Educators world over are taking a fresh look at YouTube, the world’s most popular video sharing site, long viewed by them more as a repository of videos purely for branding, marketing and entertainment than one disseminating any serious knowledge. To remove the ‘misconception’, its parent company Google has been for quite some time fine-tuning and promoting a portal that will encourage schools to let students access informative visual content.
Promoting relevant educational videos
In fact, the social video platform is keen to establish itself as a trove of educational materials at little or no cost. Schools across US mostly block access to the site, shielding their students from the perceived irresistible distractions of visual material, for example, ‘the cat in a T-shirt playing a piano’.
Sensing the educators’ apprehensions, Google launched YouTube for Schools late last year, offering schools the scope to pick and choose the videos they want. It scrubbed of all unnecessary comments and linked strictly to other relevant educational videos only. In keeping with its line of thought, the program offered to provide schools with the ability to grant access to the comprehensive YouTube EDU educational library, apart from specific videos from within its own vast network, blocking the general site content.

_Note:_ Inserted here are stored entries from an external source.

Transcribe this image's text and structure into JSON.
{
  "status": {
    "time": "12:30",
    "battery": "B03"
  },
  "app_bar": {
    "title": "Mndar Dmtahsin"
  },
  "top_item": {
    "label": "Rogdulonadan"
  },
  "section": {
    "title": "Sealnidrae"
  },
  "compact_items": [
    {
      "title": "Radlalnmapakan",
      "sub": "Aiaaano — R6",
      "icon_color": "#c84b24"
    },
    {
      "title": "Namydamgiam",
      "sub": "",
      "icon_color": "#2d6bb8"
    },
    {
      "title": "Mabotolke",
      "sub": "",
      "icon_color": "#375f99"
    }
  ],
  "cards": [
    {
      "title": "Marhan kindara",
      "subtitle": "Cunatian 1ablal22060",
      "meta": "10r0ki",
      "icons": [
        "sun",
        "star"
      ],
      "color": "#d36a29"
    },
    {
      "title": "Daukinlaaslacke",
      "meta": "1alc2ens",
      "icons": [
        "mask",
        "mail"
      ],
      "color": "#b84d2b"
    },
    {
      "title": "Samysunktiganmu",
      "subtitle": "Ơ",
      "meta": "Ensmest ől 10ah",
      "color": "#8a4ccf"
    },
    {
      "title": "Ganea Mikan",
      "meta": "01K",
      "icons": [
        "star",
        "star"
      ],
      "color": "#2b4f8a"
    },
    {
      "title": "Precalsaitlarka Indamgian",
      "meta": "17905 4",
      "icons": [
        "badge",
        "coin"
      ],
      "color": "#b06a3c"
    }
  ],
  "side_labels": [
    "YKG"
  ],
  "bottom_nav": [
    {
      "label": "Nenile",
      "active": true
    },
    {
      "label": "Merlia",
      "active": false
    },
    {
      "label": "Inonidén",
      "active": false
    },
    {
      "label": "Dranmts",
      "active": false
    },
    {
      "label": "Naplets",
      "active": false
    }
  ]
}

This customized and focused methodology has allowed tech-savvy teachers to bring some of the popular educational videos from the site into classrooms, such as well-renowned Swedish data presentation expert Hans Rosling’s TED talk on population growth, or a popular short videos series about all the periodic table elements that has turned a rote memorization exercise into fun.

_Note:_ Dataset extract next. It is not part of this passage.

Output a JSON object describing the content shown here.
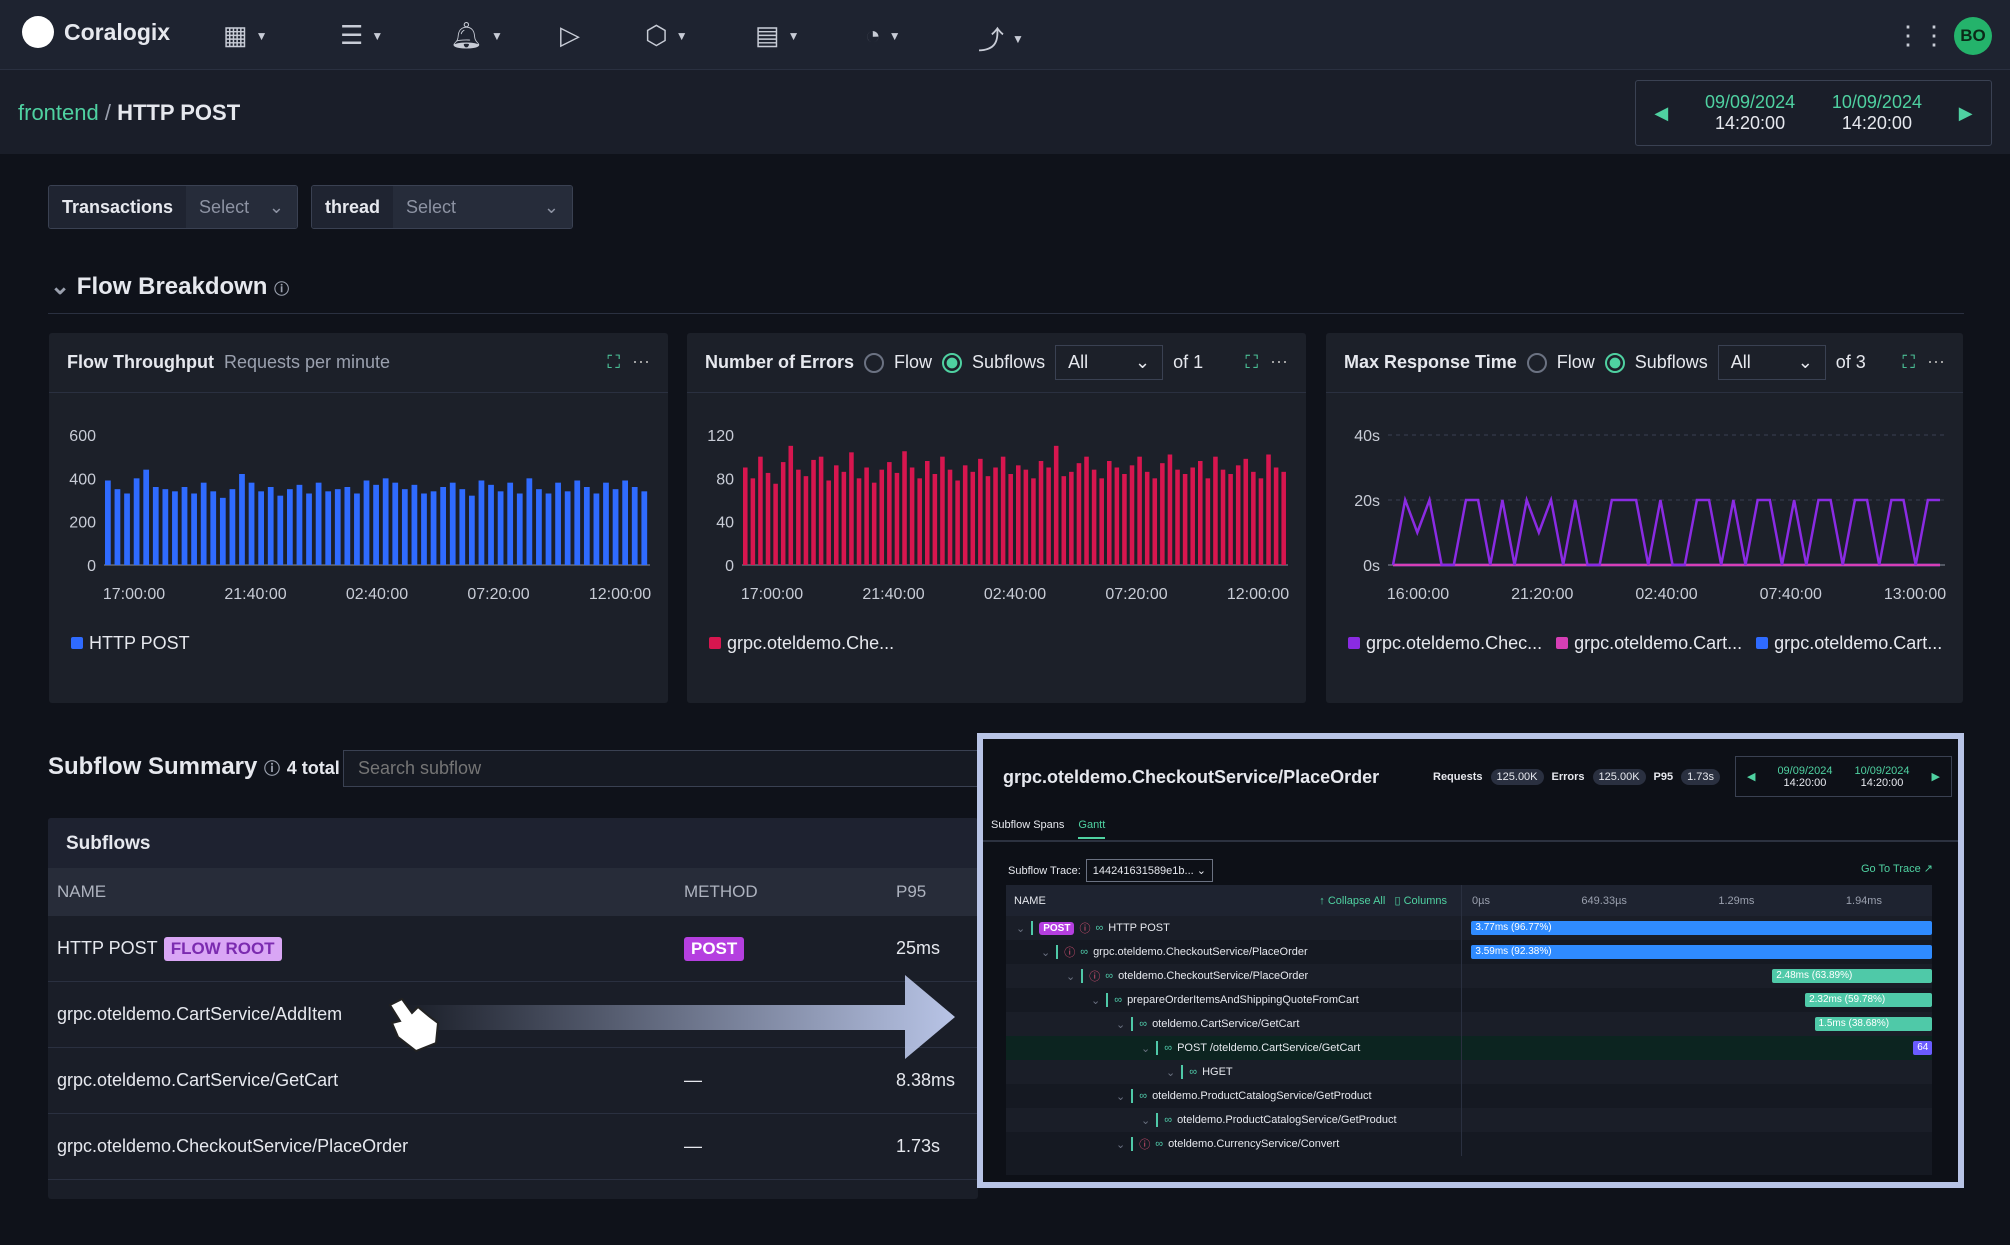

Skill enhancement through videos
Schools are stepping ahead to take down some of the mental barriers and resultant hesitancy to embrace YouTube, slowly but surely. Chicago Public Schools is a case in point. According to its educational technology director John Connolly, they now let teachers make use of YouTube. The school is making content and different tools available to them so as to help them enhance their skills and depth of knowledge. The authorities are clearly excited about the video sharing site’s potential. Chicago is perhaps one of the largest school districts to do away with its certain restrictions in this regard. It’s only a matter of time before others follow suit and more barriers are loosened, say school technology administrators.
When financially ailing states are curtailing the public education allocations and at a time when there is evidence of a fast-widening achievement gap between poor and rich students, schools can hardly afford to stay away from a free online resource of credible educational tools. If schools don’t have a system in place for filtering it, they cannot partake, but they do now, and during a phase of dwindling revenues, it’s a great cost-effective way of finding additional materials.
Schools in the Toledo district, Ohio, earlier allowed limited usage of YouTube videos in classrooms. However, the whole process was quite cumbersome. Teachers would log onto a filtering system, to submit a video for review and approval by the technology department. Those approved could be seen in a ‘safe videos library’. The new YouTube portal though, has made this review process uncalled for and redundant.
Thankfully, students now can safely explore videos on their own, even while teachers are networking privately in order to share resources they come across. It’s a perfect win-win situation for everyone – students, teachers, and of course, YouTube.